The St. Lucian native was among three other visual artists pursuing the Bachelor’s of Arts degree in Fine Arts and Studio Art in the Division of Fine Arts at the Barbados Community College. The others are: Tristan Allyene and Ronald Williams both of Barbados.

Monday night at the launch of their exhibition, Trouble T’ree, held at the Morning side Gallery of the BCC she was presented with her award by Secretary of the LLF, Kevin Farmer.

Speaking to Bajan Vibes after accepting her award she said she felt great and honoured to receive the award. Talking about her work, with her obviously proud daughter, Shanice Searles, looking on she said it took a lot of work, patience and experimentation to produce. Unlike her usual process of creating pieces she was led this time by the work.

“Usually I am a perfectionist I am very organised, I usually know where I am going but this work led me, it was personal to me and I wanted to be a voice for people who have a lot to say but I wanted to say it in a very smart and subtle way.”

One of her pieces which caught most attention was The Chicken Coup which she described as a political satire.

“Expressed through cock fighting, using roosters to portray the mannerisms of politicians and the attitudes to make people aware of things that they take for granted and things they have a say in.
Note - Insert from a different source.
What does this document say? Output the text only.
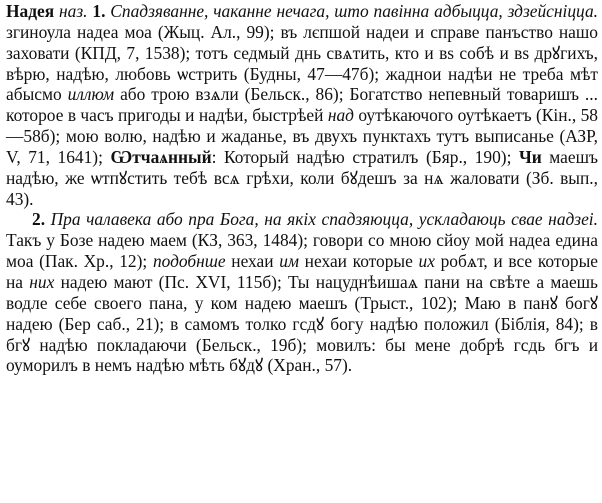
Надея наз. 1. Спадзяванне, чаканне нечага, што павінна адбыцца, здзейсніцца. згиноула надеа моа (Жыц. Ал., 99); въ лєпшой надеи и справе панъство нашо заховати (КПД, 7, 1538); тотъ седмый днь свѧтить, кто и вѕ собѣ и вѕ дрꙋгихъ, вѣрю, надѣю, любовь ѡстрить (Будны, 47—47б); жаднои надѣи не треба мѣт абысмо иллюм або трою взѧли (Бельск., 86); Богатство непевный товаришъ ... которое в часъ пригоды и надѣи, быстрѣей над оутѣкаючого оутѣкаетъ (Кін., 58—58б); мою волю, надѣю и жаданье, въ двухъ пунктахъ тутъ выписанье (АЗР, V, 71, 1641); Ѡтчаѧнный: Который надѣю стратилъ (Бяр., 190); Чи маешъ надѣю, же ѡтпꙋстить тебѣ всѧ грѣхи, коли бꙋдешъ за нѧ жаловати (Зб. вып., 43).

2. Пра чалавека або пра Бога, на якіх спадзяюцца, ускладаюць свае надзеі. Такъ у Бозе надею маем (КЗ, 363, 1484); говори со мною сйоу мой надеа едина моа (Пак. Хр., 12); подобнше нехаи им нехаи которые их робѧт, и все которые на них надею мают (Пс. XVI, 115б); Ты нацуднѣишаѧ пани на свѣте а маешь водле себе своего пана, у ком надею маешъ (Трыст., 102); Маю в панꙋ богꙋ надею (Бер саб., 21); в самомъ толко гсдꙋ богу надѣю положил (Біблія, 84); в бгꙋ надѣю покладаючи (Бельск., 19б); мовилъ: бы мене добрѣ гсдь бгъ и оуморилъ в немъ надѣю мѣть бꙋдꙋ (Хран., 57).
Working with the [St. Lucia] government for a few years I’ve seen a lot of corruption and things I don’t think should happen and that is where my passion came into being. I really wanted to talk about it and maybe somebody would listen, politicians would take heed and be more aware of their attitudes,” she said.

Sharon Moise and daughter Shanice.

Sharon Moise and daughter Shanice.

The LLF is a charity started in 2009 to memorialise former curator of Arts at the Barbados Museum and Historical Society, Leslie Barrow-Whatley, who died in 2008. Speaking on behalf of the foundation, Farmer said Barrow-Whatley’s interest was always about ensuring that young people had opportunities and great experiences to develop their craft. So the LLF, which was now in its third year of recognising a top student in the BCC arts programme, as well offers a two year mentorship fellowship for young artisans.

He stated: “To ensure that your two and five years spent at the BCC doesn’t end here. That you are able to be given those skills that enable you to commercialise and modify your art and your skill to ensure that in fact you can make a living from it… to guide you along the way in that self promotion and the actualisation of your imagination.”

This year saxophonist Joseph Callender and visual artist, Alicia Daniel, two past students of the BCC also received fellowship awards.

Broad members of the LLF included: Kay Robertson, Fran Wickham, Alissandra Cummins, David Barrow, Anthony Rudder, Paula-ann Muhammad, Gail Mathurin, Dr. Jeannie Comma, Betty Cantone and Farmer.